Arquivos e pesquisa de documentos nem sempre acessíveis têm vindo à tona, nos últimos anos, graças à democratização da informação e de ciclos aparentemente democráticos. Graças à convivência entre diferentes classes e grupos sociais e de historiadores e pesquisadores, tornou-se possível perceber como a história, muitas vezes, tem narrativas falhas.
Desde os anos 1960, a América Latina foi assolada por ditaduras cuja violência se diferenciou de outros movimentos políticos ou golpes de estado de camarilhas. Na Argentina, Bolívia, Chile, Uruguai e Brasil houve milhares de presos políticos, dezenas de milhares de desaparecidos e assassinados e uma lógica de prática de poder baseada na intolerância e na repressão a tudo aquilo que não defendesse a propriedade privada, a família tradicional, a defesa da concentração de renda. Tratou-se de implantar um sistema caracterizado pela orgânica e sistemática destruição do livre pensamento, um modelo que parecia ter ruído há muito tempo. A comunicação sobre os fatos era censurada e poucos percebiam o que ocorria em volta.
Cinquenta anos depois desse cenário lamentável, nos restam depoimentos e documentos. Apenas a luz da “lembrança de que aquilo existiu”.
Na edição de comemoração dos seus cinco anos, por exemplo, Brasileiros publicou um longo artigo do jornalista Wagner William contendo documentos sobre a Operação Condor, uma ação clandestina que uniu militares do Cone Sul para perseguir, capturar e eliminar dissidentes políticos. Várias provas foram, então, apresentadas, uma delas pelo presidente do Movimento de Justiça e Direitos Humanos, Jair Krischke: o informe 338, de 19 de dezembro de 1970, do Adido do Exército à Embaixada do Brasil na Argentina, protocolado na Agência Central do Serviço Nacional de Informações com o número 001061, 20 de janeiro de 1971. Esse documento, relata o sequestro, em Buenos Aires, de Jefferson Cardim de Alencar Osório, militar brasileiro exilado no Uruguai, odiado pela velha guarda da ditadura brasileira.
Documentos e arquivos são temáticas de espaço por todo o mundo.
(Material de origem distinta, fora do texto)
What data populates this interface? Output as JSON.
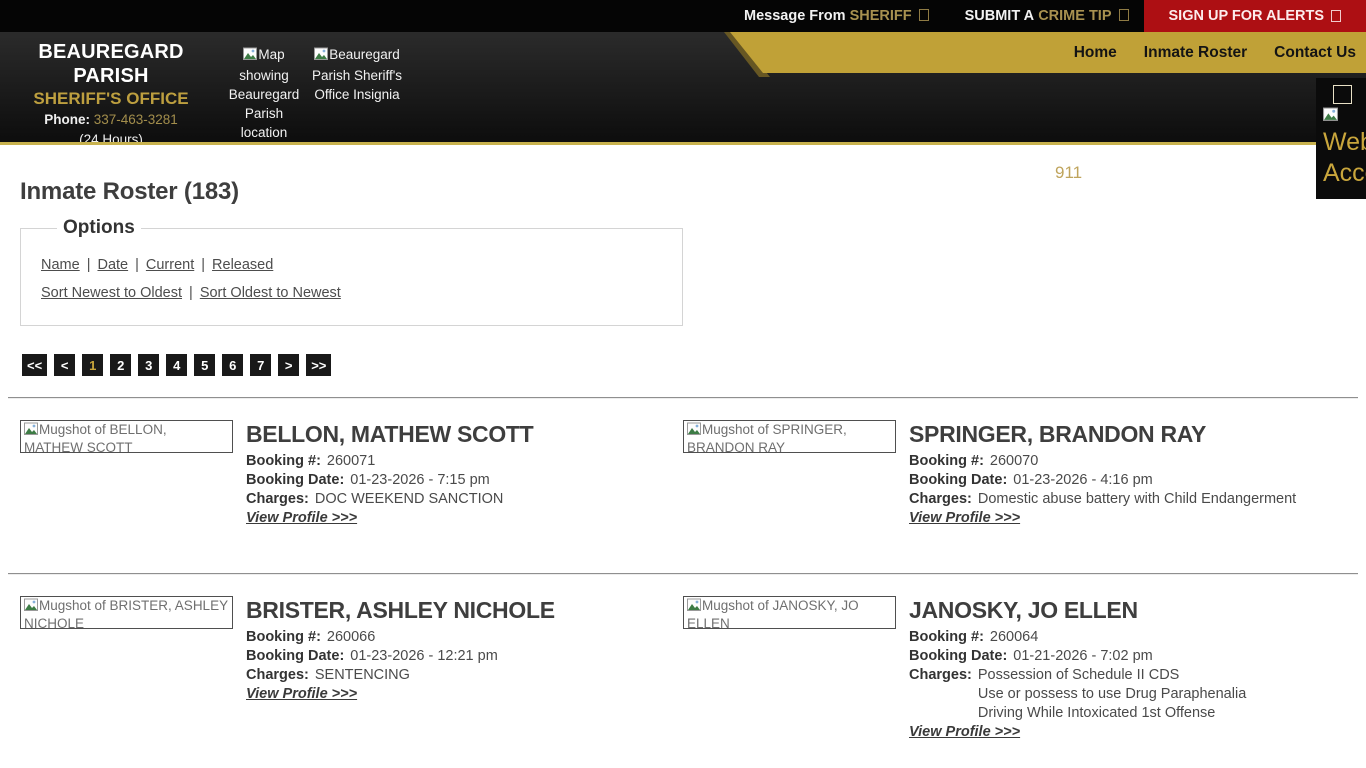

Em Istambul, na Turquia, por exemplo, a instituição cultural Salt Galata foi criada em 2011, com o objetivo de pesquisar e arquivar documentos sobre a cultura, história, política e a arquitetura do império otomano e da Turquia. Parte fundamental do trabalho é focado no levantamento de documentos e depoimentos sobre o extermínio dos armênios em 1915. O material serve de base para exposições, debates e programas de comunicação. No Líbano, o Atlas Group, fundado em 1999 pelo artista Walid Raad, busca localizar, preservar, estudar e produzir material audiovisual, literatura e outros artefatos vinculados à história do país.
De certa forma, grupos como esse seguem o que filósofos e historiadores como Foucault e Agamben defendem: o contemporâneo não existe. Que o acesso real ao presente é uma indagação sobre o passado, e que a chave para a compreensão é o exercício de uma espécie de “arqueologia” a partir das interrogações que o presente projeta no passado. Essa tem sido uma metodologia que inspira especialistas de diferentes áreas do pensamento.
A artista chilena Voluspa Jarpa, nascida em 1971 em Rancagua, desenvolve há anos uma pesquisa baseada no tratamento e uso de arquivos como fonte estética, produtora de uma nova realidade, como se viu na Bienal de São Paulo, há dois anos. Atualmente no Malba – Museu de Arte Latino-Americano de Buenos Aires, com curadoria de Agustín Péres Rubio, diretor criativo do museu, a mostra Em Nuestra Pequeña Región de por Acá reúne vários trabalhos criados a partir de documentos do Serviço de Inteligência dos EUA, no período entre 1948 e 1994, centrados na figura de 47 líderes latino-americanos que ocuparam lugares determinantes em seus países e que foram assassinados ou desapareceram em circunstâncias não esclarecidas. Na opinião de Péres Rubio, na obra de Jarpa o ato de investigação e o ato artístico são um só. A história fala através das peças.
A rigor, num momento em que se convive com uma guinada social e política obscurantista, o esfacelamento dos partidos de esquerda e dos movimentos democráticos, uma guinada a comportamentos fascistoides, mergulhar nos documentos, na história política e revelar a memória entrelaçando diversas áreas do conhecimento pode nos proporcionar uma pausa para reflexão.